Mark-To-Market : How An Obscure Corporate Accounting Rule Might Impact Your Mortgage Rate

You know you’re in the middle of an economic crisis when an accounting issue become Front Page News, and that’s exactly where we’re at today.

Mark-to-market accounting is having its day in the sun and people in need of mortgage sometime soon would do well to pay attention. 

If you’ve never heard of mark-to-market accounting, don’t worry. Not many people have.  Mark-to-market is a method of valuing an asset based on its what-if-it-was-sold-today value.  Mark-to-market is officially known as FASB Statement 157.

Mark-to-market is one reason why bank balance sheets look so awful right now.  Banks have to assign firesale-like values to their mortgage-backed assets even if those loans are performing, and even if there’s no plans to sell them.  Assigning low values to assets, then, in turn, forces the banks to seek TARP funds and take other measures to solidify their mandated capital requirments. 
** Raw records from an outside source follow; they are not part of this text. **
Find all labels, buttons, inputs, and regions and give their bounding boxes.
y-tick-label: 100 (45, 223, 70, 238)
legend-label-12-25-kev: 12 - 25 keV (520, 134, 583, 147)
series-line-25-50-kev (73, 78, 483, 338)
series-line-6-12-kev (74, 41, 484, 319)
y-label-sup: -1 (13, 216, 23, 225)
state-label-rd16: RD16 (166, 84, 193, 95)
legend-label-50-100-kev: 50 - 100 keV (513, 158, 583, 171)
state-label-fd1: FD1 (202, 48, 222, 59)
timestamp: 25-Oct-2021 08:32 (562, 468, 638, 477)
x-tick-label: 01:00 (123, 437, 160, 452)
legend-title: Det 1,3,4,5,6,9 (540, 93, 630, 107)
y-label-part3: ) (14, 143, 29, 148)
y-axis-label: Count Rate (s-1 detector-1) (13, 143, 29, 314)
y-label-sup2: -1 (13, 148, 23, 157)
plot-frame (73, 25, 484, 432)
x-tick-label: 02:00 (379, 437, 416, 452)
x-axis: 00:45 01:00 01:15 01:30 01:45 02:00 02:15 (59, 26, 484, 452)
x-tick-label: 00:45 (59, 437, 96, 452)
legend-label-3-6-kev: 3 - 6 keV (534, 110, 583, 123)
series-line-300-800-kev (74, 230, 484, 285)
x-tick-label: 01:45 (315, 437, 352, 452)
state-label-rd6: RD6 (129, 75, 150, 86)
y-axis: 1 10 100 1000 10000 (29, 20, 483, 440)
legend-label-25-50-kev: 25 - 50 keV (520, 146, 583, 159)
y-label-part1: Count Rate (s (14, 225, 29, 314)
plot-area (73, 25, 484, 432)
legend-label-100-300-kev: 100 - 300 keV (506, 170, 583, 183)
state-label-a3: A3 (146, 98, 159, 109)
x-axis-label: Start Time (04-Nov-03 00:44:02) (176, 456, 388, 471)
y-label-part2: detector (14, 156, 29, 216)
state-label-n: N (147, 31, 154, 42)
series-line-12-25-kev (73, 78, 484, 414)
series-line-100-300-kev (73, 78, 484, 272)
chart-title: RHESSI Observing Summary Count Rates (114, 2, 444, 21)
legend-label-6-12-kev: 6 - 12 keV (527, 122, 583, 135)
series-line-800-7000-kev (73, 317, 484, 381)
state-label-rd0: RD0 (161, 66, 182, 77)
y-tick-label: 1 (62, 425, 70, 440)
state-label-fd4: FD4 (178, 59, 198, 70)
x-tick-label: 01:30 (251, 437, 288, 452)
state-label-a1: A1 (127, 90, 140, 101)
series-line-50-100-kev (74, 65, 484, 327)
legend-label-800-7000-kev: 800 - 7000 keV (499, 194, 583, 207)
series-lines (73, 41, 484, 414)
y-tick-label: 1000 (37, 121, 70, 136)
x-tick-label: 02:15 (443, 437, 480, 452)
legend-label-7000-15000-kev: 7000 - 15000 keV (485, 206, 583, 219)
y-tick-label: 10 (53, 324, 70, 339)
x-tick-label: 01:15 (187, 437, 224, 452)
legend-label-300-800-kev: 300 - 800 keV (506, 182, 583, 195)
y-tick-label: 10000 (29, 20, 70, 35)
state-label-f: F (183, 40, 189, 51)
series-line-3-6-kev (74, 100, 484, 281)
Wall Street and Washington are taking notice of mark-to-market’s impact on banking and, by extension, the economy.  Even Fed Chairman Ben Bernanke has expressed an interest in opening a dialogue about the matter.

So, today, starting at 10:00 AM ET, the House Committee on Financial Services meets with key members of the Securities and Exchange Commission, the Treasury, and the Financial Accounting and Standards Board to talk about mark-to-market accounting and whether it should be modified.

It’s unlikely that change will come immediately, but if enough evidence shows that mark-to-market is unduly damaging to the economy, expect changes to the way we value banks to happen soon. 

For homeowners and home buyer, a reversal in mark-to-market rules would be a bad thing.  Almost overnight, bank balance sheets would recapitalize and the economy would spring forward.  This would reverse most of the pressures that have held mortgage rates low for so many months.

A healthy economy, in other words, may be bad for mortgage rates.